Aside from the opening and closing square brackets, each line has a JSON object that contains the data for a single file on Wikimedia Commons. This makes it fairly easy to stream data from this file, without trying to parse the entire snapshot at once.

If you’re curious about the structure of the data, we have some type definitions in Flickypedia: one for the top-level snapshot entries, one for the Wikidata data model which is used for structured data statements. Unfortunately I haven’t been able to find a lot of documentation for these types on Wikimedia Commons itself.

How to read snapshots

The one-file-per-line structure of the snapshot JSON allows us to write a streaming parser in Python. This function will read one file at a time, which is more efficient than reading the entire file at once:

import gzip
import json


def get_entries_from_snapshot(path):
    with gzip.open(path) as uncompressed_file:
        for line in uncompressed_file:

            # Skip the square brackets at the beginning/end of the file
            # which open/close the JSON object
            if line.strip() in {b"[", b"]"}:
                continue

            # Strip the trailing comma at the end of each line
            line = line.rstrip(b",\n")

            # Parse the line as JSON, and yield it to the caller
            entry = json.loads(line)
            yield entry


path = "commons-20240617-mediainfo.json.gz"

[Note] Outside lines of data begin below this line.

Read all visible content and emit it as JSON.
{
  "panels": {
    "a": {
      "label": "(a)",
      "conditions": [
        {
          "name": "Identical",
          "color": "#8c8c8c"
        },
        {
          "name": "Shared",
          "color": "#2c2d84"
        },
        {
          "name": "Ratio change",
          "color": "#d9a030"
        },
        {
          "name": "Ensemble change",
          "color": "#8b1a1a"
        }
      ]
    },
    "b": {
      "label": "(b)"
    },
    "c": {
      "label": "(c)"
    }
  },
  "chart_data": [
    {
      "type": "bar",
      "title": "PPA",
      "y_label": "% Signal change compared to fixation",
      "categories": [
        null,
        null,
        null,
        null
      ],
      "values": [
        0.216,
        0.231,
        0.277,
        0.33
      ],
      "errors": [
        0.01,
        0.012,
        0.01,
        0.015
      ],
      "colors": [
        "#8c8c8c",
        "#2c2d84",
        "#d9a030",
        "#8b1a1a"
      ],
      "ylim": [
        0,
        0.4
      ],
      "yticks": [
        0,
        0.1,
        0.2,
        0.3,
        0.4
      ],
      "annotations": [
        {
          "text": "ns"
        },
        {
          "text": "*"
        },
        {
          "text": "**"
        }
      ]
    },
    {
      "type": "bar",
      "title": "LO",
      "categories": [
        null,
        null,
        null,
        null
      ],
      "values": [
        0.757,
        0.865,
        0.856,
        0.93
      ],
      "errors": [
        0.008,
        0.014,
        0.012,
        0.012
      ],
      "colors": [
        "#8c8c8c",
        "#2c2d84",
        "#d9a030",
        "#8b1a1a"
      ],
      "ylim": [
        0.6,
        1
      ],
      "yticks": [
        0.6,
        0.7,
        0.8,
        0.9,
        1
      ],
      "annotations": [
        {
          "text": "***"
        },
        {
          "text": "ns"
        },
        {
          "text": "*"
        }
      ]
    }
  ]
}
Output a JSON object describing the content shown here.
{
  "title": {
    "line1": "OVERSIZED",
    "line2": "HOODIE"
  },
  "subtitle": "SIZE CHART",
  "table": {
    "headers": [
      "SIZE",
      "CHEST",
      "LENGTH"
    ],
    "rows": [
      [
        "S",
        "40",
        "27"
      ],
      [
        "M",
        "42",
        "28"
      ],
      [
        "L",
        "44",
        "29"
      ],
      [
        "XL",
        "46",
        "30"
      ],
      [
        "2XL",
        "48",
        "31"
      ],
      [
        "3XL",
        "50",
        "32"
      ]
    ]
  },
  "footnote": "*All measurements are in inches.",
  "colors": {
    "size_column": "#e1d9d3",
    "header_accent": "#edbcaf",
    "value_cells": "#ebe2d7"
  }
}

for entry in get_entries_from_snapshot(path):
    print(entry)

# {'type': 'mediainfo', 'id': 'M76', … }
# …

This does take a while – on my machine, it takes around 45 minutes just to read the snapshot, with no other processing.

To avoid having to do this too often, my next step is to extend this script to extract the key information I want from the snapshot.

For example, for Flickypedia, we’re only really interested in P12120 (Flickr Photo ID) and P7482 (Source of File) when we’re looking for Flickr photos which are already on Commons. A script which extracts just those two fields can reduce the size of the data substantially, and give me a file that’s easier to work with.